Isso não impede, vale ressalvar, que Estados e Municípios adotem medidas de sua competência com reflexos em relações empresariais e trabalhistas, desde que essas medidas observem os limites de atuação impostos por aquela legislação federal.
O tema recebe uma importante ressalva decorrente do entendimento sedimentado pelo Supremo Tribunal Federal:
A Súmula Vinculante n. 38 diz que “é competente o Município para fixar o horário de funcionamento de estabelecimento comercial.” Essa súmula tem eficácia relativizada pelo exame das atividades que sofrem regulação específica por lei Estadual ou Federal, conforme Súmula n. 419 do mesmo Tribunal: “Os Municípios têm competência para regular o horário do comércio local, desde que não infrinjam leis estaduais ou federais válidas.”

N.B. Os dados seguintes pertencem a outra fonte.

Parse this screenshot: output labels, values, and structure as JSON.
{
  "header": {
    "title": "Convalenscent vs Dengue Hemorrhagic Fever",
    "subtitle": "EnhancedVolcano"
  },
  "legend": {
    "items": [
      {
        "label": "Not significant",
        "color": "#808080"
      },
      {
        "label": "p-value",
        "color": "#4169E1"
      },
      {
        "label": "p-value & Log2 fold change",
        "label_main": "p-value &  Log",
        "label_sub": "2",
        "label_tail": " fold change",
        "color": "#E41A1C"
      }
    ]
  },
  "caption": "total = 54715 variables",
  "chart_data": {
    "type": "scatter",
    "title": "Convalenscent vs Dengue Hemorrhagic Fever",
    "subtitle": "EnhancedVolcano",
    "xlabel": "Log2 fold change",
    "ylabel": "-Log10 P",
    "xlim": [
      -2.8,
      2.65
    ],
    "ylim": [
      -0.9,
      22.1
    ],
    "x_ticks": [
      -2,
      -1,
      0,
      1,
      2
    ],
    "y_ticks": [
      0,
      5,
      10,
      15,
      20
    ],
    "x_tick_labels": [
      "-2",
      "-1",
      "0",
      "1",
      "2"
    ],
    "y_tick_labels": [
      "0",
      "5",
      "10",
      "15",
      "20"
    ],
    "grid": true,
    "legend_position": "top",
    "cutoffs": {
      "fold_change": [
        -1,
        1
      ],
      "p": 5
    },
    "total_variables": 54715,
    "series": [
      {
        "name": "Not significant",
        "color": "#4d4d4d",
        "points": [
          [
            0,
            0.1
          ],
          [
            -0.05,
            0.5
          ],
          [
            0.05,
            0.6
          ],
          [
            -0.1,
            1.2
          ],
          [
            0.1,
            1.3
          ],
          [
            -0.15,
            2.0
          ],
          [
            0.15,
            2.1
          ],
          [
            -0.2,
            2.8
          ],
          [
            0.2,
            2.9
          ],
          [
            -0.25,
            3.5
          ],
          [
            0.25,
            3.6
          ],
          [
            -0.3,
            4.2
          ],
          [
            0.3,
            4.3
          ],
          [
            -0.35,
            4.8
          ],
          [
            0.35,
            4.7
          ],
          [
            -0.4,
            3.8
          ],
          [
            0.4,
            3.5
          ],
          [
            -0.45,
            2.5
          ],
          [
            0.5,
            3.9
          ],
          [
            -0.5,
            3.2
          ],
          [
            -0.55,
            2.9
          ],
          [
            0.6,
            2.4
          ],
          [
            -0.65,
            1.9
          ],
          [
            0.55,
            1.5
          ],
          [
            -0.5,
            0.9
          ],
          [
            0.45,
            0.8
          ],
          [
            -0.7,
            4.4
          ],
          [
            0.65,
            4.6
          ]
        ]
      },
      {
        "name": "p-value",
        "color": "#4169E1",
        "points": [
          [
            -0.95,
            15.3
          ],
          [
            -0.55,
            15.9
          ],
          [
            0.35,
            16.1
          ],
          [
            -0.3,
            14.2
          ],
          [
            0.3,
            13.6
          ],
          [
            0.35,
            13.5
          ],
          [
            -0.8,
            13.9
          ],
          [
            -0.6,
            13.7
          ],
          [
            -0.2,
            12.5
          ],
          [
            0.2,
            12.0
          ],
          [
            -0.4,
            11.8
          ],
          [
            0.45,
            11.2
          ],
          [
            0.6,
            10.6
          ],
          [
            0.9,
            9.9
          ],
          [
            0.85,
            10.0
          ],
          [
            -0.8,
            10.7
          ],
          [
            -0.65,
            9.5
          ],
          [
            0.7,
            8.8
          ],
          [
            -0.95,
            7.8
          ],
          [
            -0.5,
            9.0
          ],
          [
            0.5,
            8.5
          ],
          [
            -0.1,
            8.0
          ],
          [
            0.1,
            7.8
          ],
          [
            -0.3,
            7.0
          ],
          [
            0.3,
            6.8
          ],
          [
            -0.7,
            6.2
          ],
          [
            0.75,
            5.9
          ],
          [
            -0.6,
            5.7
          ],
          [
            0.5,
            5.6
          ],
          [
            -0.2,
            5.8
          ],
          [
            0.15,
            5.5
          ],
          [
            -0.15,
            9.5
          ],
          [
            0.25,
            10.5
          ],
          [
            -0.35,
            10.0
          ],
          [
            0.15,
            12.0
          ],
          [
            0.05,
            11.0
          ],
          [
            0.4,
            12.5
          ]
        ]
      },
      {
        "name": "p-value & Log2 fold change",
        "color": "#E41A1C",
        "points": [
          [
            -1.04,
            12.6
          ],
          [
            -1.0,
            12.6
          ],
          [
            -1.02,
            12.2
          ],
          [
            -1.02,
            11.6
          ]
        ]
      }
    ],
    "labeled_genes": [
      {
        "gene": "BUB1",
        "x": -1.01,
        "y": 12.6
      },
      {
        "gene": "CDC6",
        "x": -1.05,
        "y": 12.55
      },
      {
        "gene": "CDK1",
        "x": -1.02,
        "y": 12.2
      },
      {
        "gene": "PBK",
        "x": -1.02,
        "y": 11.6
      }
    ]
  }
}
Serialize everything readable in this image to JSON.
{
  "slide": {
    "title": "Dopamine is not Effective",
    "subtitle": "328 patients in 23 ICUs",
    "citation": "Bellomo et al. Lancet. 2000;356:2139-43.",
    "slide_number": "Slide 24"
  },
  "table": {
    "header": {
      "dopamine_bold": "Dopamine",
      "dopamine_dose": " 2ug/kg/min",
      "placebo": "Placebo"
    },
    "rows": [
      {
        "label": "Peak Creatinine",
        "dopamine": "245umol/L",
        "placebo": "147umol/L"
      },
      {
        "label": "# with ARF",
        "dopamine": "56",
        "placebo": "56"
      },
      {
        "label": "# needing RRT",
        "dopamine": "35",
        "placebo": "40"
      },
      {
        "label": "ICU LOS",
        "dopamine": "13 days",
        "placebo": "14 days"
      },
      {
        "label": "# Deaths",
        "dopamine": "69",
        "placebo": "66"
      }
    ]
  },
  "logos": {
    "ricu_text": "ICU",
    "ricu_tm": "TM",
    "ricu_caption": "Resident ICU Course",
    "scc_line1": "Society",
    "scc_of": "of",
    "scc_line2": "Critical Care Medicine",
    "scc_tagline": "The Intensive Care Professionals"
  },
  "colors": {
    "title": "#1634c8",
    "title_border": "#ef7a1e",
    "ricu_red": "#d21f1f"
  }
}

Os serviços prestados aos cidadãos, sob a forma de exploração econômica ou não, podem ser classificados em três planos distintos:
a. serviços concedidos, autorizados e permitidos pela União e/ou agências reguladoras;
b. atividades essenciais, sejam as tipificadas originariamente na Lei n. 7.783/1989 (Lei de Greve), sejam aquelas complementarmente catalogadas no Decreto n. 10.288/2020; e
c. demais atividades privadas.
Os serviços concedidos, autorizados e permitidos e as atividades essenciais (“a” e “b” acima) recebem direta incidência do previsto na Súmula n. 419 do STF. As demais atividades privadas (“c”) ficam sem essa proteção.
Por fim, reputamos importantes duas considerações:
- Pode ocorrer de a ordem do poder público disciplinar sobre as atividades essenciais prevendo a necessidade de adoção de um plano de contingência, com medidas tais como a ampliação do espaço físico entre os empregados, o fornecimento de equipamentos de proteção específicos etc. Se entendida válida a ordem geral, essas medidas serão de observância obrigatória e demandam cuidado especial das empresas.
- Assim como o estado de calamidade se assenta sobre a premência de um enorme conflito social, cujo enfrentamento demandará conflitos naturalmente reflexos, incide com ainda mais força o dever de todos de buscar a paz social. É nesse espírito, da menor conflitualidade possível e da busca da segurança, que recomendamos às empresas a abertura de diálogos com o Poder Público, na busca permanente da solução negociada.